OROVILLE – A representative of Oroville Reload and Reman told the Oroville City Council that the parent company plans $10 million in upgrades to their facilities.
Doug Tracey, from B.C.-based Gorman Brothers Inc., Oroville Reman & Reload’s parent company, updated the city council on the wood products manufacturer’s plans at their Tuesday, April 10 meeting. Tracy said Reman & Reload had $4.2 million worth of revenue last year, an increase in $1.4 million due to several plant upgrades. These included the addition of three dry kilns, as well as an increase in molder volume, the edge glue line and lumber loading.
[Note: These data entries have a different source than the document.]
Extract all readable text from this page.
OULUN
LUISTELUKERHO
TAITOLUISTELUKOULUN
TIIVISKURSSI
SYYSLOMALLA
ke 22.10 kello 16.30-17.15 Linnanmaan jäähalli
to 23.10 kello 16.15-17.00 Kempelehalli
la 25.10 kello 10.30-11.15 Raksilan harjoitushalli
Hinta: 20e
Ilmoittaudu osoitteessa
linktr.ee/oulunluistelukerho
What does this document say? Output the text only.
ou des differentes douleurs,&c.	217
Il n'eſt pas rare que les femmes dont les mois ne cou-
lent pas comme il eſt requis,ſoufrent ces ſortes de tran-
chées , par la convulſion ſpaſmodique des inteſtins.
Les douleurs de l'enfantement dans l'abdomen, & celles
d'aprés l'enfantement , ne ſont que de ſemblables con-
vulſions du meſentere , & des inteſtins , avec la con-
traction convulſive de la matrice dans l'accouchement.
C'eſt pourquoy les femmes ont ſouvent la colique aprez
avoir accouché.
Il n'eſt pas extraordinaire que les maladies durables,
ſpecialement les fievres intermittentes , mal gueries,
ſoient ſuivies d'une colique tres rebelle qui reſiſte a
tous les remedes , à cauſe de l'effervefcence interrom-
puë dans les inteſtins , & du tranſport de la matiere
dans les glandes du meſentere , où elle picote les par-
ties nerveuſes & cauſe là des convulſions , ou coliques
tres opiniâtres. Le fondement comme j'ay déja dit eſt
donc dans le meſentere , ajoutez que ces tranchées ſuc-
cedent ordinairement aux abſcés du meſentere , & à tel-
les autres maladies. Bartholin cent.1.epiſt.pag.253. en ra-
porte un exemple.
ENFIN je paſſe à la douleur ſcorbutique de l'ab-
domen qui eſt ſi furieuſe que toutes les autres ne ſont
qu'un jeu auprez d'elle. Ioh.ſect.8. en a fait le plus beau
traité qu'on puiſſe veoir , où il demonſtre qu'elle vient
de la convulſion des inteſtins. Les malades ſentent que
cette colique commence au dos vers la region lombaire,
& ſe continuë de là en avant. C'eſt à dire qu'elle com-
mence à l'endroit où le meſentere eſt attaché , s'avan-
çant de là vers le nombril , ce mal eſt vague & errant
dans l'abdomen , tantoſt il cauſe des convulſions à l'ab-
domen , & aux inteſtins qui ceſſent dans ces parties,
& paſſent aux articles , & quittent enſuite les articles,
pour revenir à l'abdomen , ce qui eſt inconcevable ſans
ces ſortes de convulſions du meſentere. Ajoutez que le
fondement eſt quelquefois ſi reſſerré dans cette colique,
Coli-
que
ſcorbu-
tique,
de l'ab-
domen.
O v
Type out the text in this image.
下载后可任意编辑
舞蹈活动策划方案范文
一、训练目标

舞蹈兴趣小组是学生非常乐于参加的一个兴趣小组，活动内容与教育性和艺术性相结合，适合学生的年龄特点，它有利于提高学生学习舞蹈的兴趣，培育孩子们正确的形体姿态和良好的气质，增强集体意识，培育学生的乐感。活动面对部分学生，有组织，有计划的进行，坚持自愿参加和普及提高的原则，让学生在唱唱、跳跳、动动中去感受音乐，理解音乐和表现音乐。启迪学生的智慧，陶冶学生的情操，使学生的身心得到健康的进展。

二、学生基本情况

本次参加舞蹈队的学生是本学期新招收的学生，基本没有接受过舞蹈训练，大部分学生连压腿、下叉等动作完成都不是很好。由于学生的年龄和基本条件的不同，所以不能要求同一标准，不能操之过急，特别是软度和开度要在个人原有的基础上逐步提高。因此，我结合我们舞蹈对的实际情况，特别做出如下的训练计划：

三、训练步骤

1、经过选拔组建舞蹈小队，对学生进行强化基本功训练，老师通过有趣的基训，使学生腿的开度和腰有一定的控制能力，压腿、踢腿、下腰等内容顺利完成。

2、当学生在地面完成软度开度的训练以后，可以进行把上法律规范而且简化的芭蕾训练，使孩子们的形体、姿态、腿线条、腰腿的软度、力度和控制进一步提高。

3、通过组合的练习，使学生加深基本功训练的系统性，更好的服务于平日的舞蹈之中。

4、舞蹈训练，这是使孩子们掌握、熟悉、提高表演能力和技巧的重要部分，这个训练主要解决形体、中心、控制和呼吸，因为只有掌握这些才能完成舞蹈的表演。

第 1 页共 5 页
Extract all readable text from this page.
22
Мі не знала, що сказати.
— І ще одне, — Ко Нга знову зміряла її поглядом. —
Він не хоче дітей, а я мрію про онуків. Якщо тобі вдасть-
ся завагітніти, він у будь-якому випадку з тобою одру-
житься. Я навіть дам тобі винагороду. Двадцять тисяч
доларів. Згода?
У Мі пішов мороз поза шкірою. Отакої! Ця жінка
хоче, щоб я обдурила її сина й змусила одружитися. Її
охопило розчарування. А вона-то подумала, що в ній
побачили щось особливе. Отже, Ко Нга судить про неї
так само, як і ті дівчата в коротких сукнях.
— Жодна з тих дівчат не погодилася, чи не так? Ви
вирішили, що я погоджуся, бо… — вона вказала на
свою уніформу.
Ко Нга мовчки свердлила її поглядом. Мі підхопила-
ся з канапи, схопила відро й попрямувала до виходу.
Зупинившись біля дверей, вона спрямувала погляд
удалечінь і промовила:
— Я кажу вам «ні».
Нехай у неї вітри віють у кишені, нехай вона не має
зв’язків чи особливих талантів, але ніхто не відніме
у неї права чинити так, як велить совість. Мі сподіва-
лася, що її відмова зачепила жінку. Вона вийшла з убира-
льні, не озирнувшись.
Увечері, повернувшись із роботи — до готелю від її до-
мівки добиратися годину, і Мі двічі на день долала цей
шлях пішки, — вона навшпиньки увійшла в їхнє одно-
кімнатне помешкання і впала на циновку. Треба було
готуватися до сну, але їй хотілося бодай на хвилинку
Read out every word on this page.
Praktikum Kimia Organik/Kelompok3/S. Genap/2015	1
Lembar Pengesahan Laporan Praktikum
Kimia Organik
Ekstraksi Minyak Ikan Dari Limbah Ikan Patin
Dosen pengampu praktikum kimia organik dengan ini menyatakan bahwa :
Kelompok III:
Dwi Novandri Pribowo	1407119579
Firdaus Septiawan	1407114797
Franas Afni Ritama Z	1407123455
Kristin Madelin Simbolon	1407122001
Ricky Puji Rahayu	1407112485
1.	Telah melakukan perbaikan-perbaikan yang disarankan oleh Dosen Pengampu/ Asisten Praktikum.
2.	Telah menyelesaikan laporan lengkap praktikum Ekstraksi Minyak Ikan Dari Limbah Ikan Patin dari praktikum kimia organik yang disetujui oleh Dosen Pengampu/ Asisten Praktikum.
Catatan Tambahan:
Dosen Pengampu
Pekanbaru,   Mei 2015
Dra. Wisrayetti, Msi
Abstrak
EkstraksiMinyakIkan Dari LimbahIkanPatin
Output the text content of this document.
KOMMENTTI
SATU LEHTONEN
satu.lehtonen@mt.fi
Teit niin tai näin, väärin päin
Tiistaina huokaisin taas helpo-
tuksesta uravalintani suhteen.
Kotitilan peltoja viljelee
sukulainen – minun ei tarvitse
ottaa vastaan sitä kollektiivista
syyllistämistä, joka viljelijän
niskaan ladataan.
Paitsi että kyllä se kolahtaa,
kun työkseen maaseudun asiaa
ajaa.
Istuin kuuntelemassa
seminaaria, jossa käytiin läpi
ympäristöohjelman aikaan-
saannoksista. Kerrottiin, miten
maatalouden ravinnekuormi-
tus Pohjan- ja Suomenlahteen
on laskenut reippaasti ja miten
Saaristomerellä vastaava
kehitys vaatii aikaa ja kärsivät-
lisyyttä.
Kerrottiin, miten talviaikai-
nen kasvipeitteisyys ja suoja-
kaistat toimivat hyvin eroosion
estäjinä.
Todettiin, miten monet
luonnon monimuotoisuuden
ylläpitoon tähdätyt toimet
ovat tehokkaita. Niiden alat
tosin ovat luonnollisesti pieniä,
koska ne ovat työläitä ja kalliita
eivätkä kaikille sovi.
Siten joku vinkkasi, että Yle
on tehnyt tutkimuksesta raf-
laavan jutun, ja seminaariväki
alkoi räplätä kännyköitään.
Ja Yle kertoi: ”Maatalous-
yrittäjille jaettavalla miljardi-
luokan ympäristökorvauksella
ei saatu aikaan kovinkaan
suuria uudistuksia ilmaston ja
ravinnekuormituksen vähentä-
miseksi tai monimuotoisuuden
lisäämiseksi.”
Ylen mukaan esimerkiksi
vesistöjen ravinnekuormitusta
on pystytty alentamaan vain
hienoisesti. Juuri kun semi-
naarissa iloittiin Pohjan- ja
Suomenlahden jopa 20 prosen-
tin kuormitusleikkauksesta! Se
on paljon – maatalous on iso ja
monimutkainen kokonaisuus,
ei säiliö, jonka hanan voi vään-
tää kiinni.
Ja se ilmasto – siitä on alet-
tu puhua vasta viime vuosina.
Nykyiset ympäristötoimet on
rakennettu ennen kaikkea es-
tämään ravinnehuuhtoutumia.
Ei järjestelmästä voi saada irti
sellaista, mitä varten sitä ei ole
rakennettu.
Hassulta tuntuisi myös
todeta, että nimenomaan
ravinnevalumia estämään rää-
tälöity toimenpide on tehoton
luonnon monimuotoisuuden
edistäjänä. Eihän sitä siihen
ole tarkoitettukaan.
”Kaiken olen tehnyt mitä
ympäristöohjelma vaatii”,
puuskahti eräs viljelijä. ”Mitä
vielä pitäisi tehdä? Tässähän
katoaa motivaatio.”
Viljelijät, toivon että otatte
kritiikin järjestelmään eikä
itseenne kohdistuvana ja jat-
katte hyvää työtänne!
He credits the heavy haul corridor that the city pursued, led by Chris Branch, director of Community Development, as one reason railcar loading revenues have increased steadily since 2007. In 2007, the company brought in $367,000 from loading B.C. products, mostly lumber, for shipment by rail. In 2011 the revenue was $508,000 from carloading. In 2007 the company shipped 2,028 million board feet of lumber, while in 2011 it shipped 48,829 million board feet.
“Ten years ago we started putting the ‘Gorman Edge’ on boards and created all ‘appearance grade’ lumber. We ship this product to 28 countries, with about 50 percent going to the U.S.,” Tracey said. “Today we create mostly 1″x3″ and 1″x4″ for slats for Ikea which uses them to make futon beds which are sold worldwide under Ikea Furniture.”
The company has been making several investments in the Reman and Reload facilities. The new moulder it installed cost $2.7 million. The new dry kilns and bio-energy steam plant cost $5.5 million. They are state-of-the-art, according to Tracey and use some of the best environmental technology available.
“We didn’t need to go as far as we did, but we are very sensitive about being good members of the community,” he said.
Another product manufactured at Reman and Reload utilizes the facility’s edge-glue line, according to Tracey. It takes trim ends and finger joins them together to create 16 foot lumber which is then edge-glued to others to make panels.
The company plans to make $10 million in high tech upgrades to their facility, a significant investment, says Tracey, who adds dealing with the city has been a real pleasure for the company, because of it’s support.
“We will keep the edge-glue line we just put in and move the rest of the equipment in that building out by May and then install one of the highest speed moulders in North America… it will be a showpiece for North America,” he said.
“Lumber will come in from the dry kiln and then go to the moulder… it is then scanned and optimized for the trim saw, graded and auto-stacked at the end and then paper wrapped. We will have all of one line with everything under one roof. We also plan to bring in other people’s lumber to process.”
Reman & Reload employs 62 people full time at an average wage of $15 per hour, said Tracey, adding that after the upgrades are made it expects to add 15 more employes.
“We hope to have it up and ready by mid-August, a lot of the equipment is already on site,” he said. “It’s quite exciting to have a use for all that small dimensional lumber, it’s what I like.”
Gorman Brothers started in Westbrook, B.C. in the 1950s and came to Oroville in 1964 and operated the Bin and Pallet where Les Schwab Tires is now located. Much of their business then was the manufacture of tree spreaders and they employed between nine and 12 people, Tracey said. The company moved to their current location 15 years ago because of its proximity to the railroad tracks. About 80 percent of the lumber from Gorman Brother’s B.C. Mills it trucked to Oroville and reloaded onto rail cars for shipment to locations around the U.S., mostly to the east coast.